Anyways. This particular recipe incorporate oats, just to provide for a teensy bit of healthiness. The texture is somewhat similar to marshmallows, with them being gooey and soft on the inside, yet crispy on the outside. I am so in love.
I really don’t want to talk about it any more, because words simply cannot describe how good these cookies are. Try them for yourself and let me know what you think! I’m going to try another one now…
Chocolate Chip Cookies
Yields 16-20 cookies
- 115 grams (1/2 cup) soft butter
- 110 grams (1/2 cup) light brown sugar
- 1 egg, beaten
- 85 grams (1 cup) oats
- 1 tbsp milk
- 1 tsp vanilla extract
- 136 grams (1 cup) flour
- 1/2 tsp baking soda
- 225 grams (1 and 1/2 cup) chocolate chips
Used kitchen appliances
- Baking tray
- Baking foil
- (Electric) Whisk
- Wire rack
- Preheat the oven to 180C or 350F. Line a baking tray with foil.
- Beat the butter and sugar together until it’s light and fluffy.

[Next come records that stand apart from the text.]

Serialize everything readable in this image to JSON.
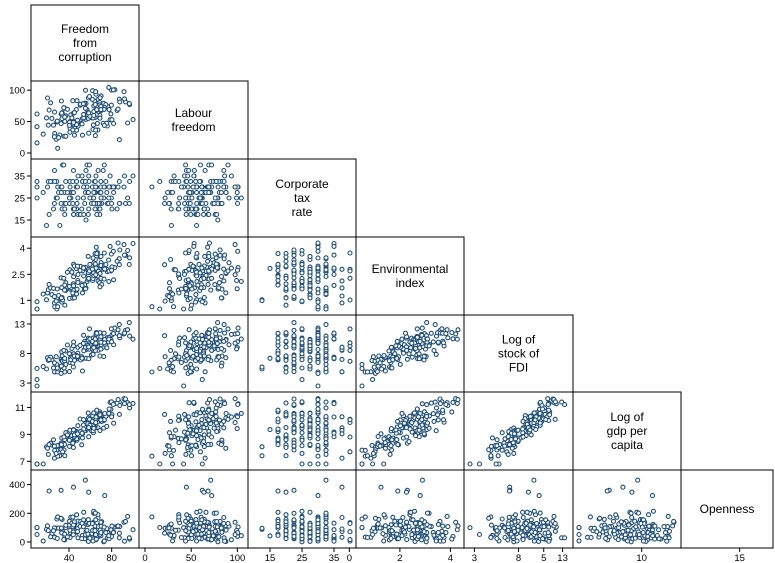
{
  "chart_data": {
    "type": "scatter",
    "subtype": "scatterplot-matrix-lower-triangle",
    "title": "",
    "variables": [
      {
        "name": "Freedom from corruption",
        "lines": [
          "Freedom",
          "from",
          "corruption"
        ],
        "range": [
          10,
          100
        ],
        "ticks": [
          40,
          80
        ]
      },
      {
        "name": "Labour freedom",
        "lines": [
          "Labour",
          "freedom"
        ],
        "range": [
          0,
          105
        ],
        "ticks": [
          0,
          50,
          100
        ]
      },
      {
        "name": "Corporate tax rate",
        "lines": [
          "Corporate",
          "tax",
          "rate"
        ],
        "range": [
          10,
          40
        ],
        "ticks": [
          15,
          25,
          35
        ]
      },
      {
        "name": "Environmental index",
        "lines": [
          "Environmental",
          "index"
        ],
        "range": [
          0.5,
          4.3
        ],
        "ticks": [
          1,
          2.5,
          4
        ],
        "x_ticks": [
          0,
          2,
          4
        ]
      },
      {
        "name": "Log of stock of FDI",
        "lines": [
          "Log of",
          "stock of",
          "FDI"
        ],
        "range": [
          2.5,
          13.5
        ],
        "ticks": [
          3,
          8,
          13
        ]
      },
      {
        "name": "Log of gdp per capita",
        "lines": [
          "Log of",
          "gdp per",
          "capita"
        ],
        "range": [
          6.8,
          11.7
        ],
        "ticks": [
          7,
          9,
          11
        ],
        "x_ticks": [
          5,
          10,
          15
        ]
      },
      {
        "name": "Openness",
        "lines": [
          "Openness"
        ],
        "range": [
          0,
          460
        ],
        "ticks": [
          0,
          200,
          400
        ]
      }
    ],
    "y_tick_labels": {
      "1": [
        "0",
        "50",
        "100"
      ],
      "2": [
        "15",
        "25",
        "35"
      ],
      "3": [
        "1",
        "2.5",
        "4"
      ],
      "4": [
        "3",
        "8",
        "13"
      ],
      "5": [
        "7",
        "9",
        "11"
      ],
      "6": [
        "0",
        "200",
        "400"
      ]
    },
    "x_tick_labels": {
      "0": [
        "40",
        "80"
      ],
      "1": [
        "0",
        "50",
        "100"
      ],
      "2": [
        "15",
        "25",
        "35"
      ],
      "3": [
        "0",
        "2",
        "4"
      ],
      "4": [
        "3",
        "8",
        "13"
      ],
      "5": [
        "5",
        "10",
        "15"
      ]
    },
    "marker": "hollow-circle",
    "colors": {
      "marker_stroke": "#1f4e79",
      "frame": "#000000"
    },
    "grid": false,
    "n_observations_approx": 150
  }
}
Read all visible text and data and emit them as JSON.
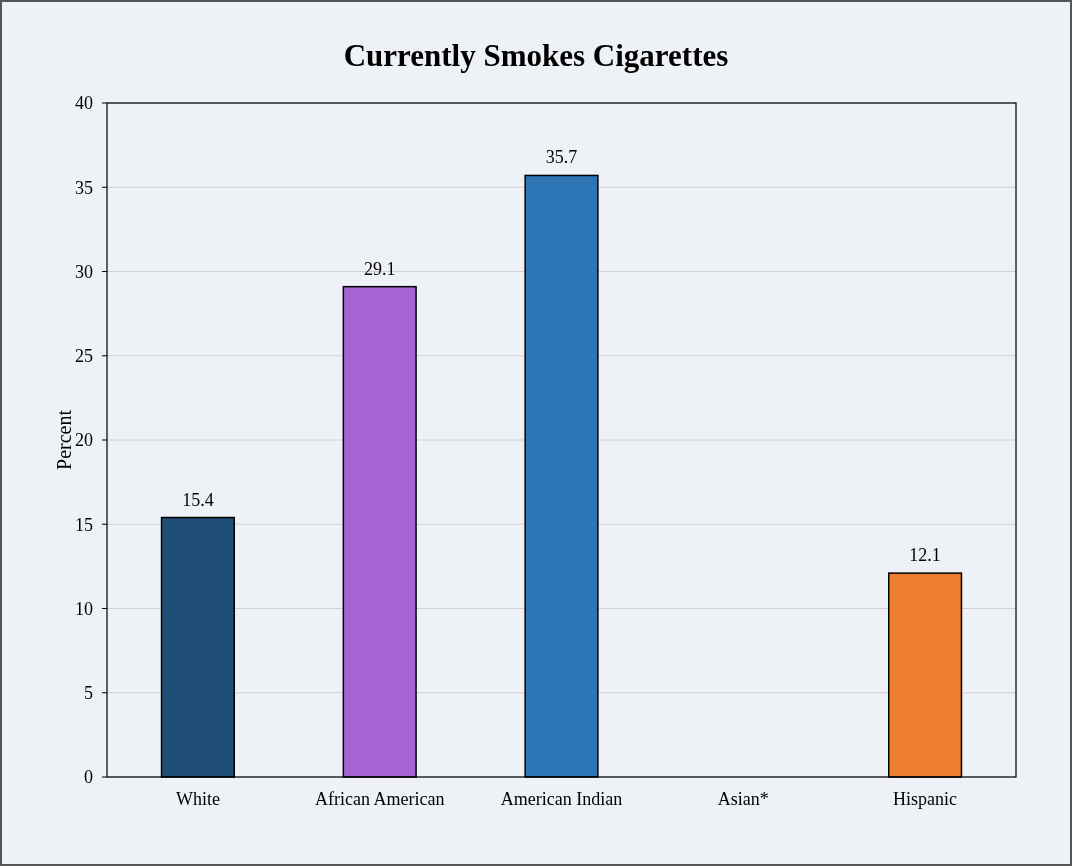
{
  "chart_data": {
    "type": "bar",
    "title": "Currently Smokes Cigarettes",
    "ylabel": "Percent",
    "categories": [
      "White",
      "African American",
      "American Indian",
      "Asian*",
      "Hispanic"
    ],
    "values": [
      15.4,
      29.1,
      35.7,
      null,
      12.1
    ],
    "colors": [
      "#1f4e79",
      "#a566d4",
      "#2e75b6",
      "#7f7f7f",
      "#ed7d31"
    ],
    "ylim": [
      0,
      40
    ],
    "yticks": [
      0,
      5,
      10,
      15,
      20,
      25,
      30,
      35,
      40
    ],
    "grid": "y",
    "data_labels": true
  }
}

Add the beaten egg. Proceed to add the oats, milk and vanilla extract.
- Sieve the flour and baking soda over the mixture and stir until combined. Finally add the chocolate chips.
- On the baking tray, make heaps of the dough, as big or as small as you’d like. Keep enough space in between the cookies as they do spread out during baking.
- Bake for 15 minutes. Leave to cool on a wire rack.